Most KGL officers were upper-or middle-class Hanoverians who would have held commissions in the elector’s service. There were also several military dynasties, with fourteen von der Deckens, ten each of von Dürings and von Brandis, nine von Linsingens, and Guy Baring’s nephew Lewis served as an ensign at La Haye Sainte. When Colonel Friedrich Wihelm von Ompteda, commanding one of Charles Alten’s brigades, was ordered by the inexperienced Prince of Orange to launch an immediate counter-attack on the farm, he agreed to carry out what he rightly knew to be a suicide mission, but he asked Colonel von Linsingen ‘try and save my two nephews’ who were serving in his old battalion.

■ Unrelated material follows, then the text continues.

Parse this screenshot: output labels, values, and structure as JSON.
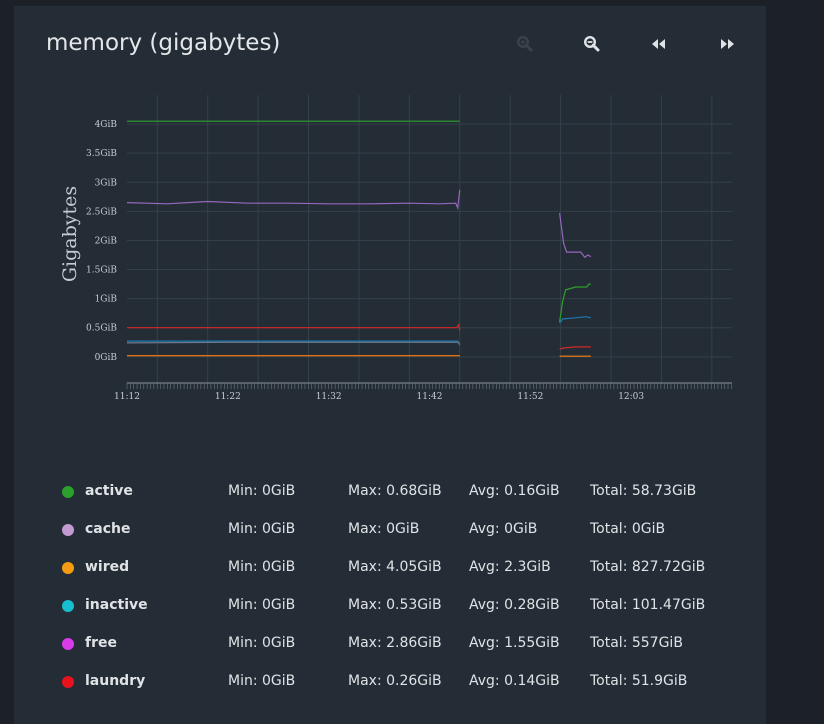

The original warrant for the raising of the King’s Germans had specified that no French, Spanish, Italians or British were to be recruited. Although this might have applied to soldiers it certainly did not limit the appointment of officers. By 1815 there were 689 KGL officers with German-sounding names, 81 apparently British, 31 French, and 7 Italian. There are cases when a name gives little real clue as to origin. What are we to make of Ensign F. von Robertson, killed at Waterloo? Lieutenant Thomas Cary was certainly British, though Ensign George Frank was Hanoverian. And then there is Ole Lindam, who had joined the Legion as an NCO in 1810, was commissioned, went on to become a brevet major, and retired to Devon.
Most British officers appointed to the KGL were, like their countrymen commissioned into the Chasseurs Britanniques, given free ensigncies. Edmund Wheatley, a Hammersmith man of modest means, was gazetted without purchase to 5th Line Battalion KGL, commanded by Colonel Ompteda, in 1813. Ensign Llewellyn was his only real friend in his battalion, but he soon came to admire the men he commanded. Although they spent so much of their time ‘cooking, smoking, eating and drinking’, they also
bear excessive fatigues wonderfully well, and a German will march over six leagues [eighteen miles] while an Englishman pants and expires before a labour of twelve miles; but before the enemy a German moves on silent but mechanically, while an Englishman is all sarcasm, laughter and indifference.
German officers ‘do not hesitate to accompany a reproof with a blow’, but Wheatley could not ‘imagine any man so dejected in situation as to patiently bear corporal chastisement’. The first time he came un
der fire, hearing the ‘hissing and plaintive whistling’ of roundshot about his ears, he jumped back ‘against a tall Polack who, good natured and smiling, pushed me back saying, “Don’t flinch, Ensign”.’ Captain Lucas Bacmeister, his company commander, at once demanded
‘Vall, Veatley, how you like dat?’
‘Bad for the kidneys,’ I said.
That very moment another volley came and cut a fellow to pieces before my face.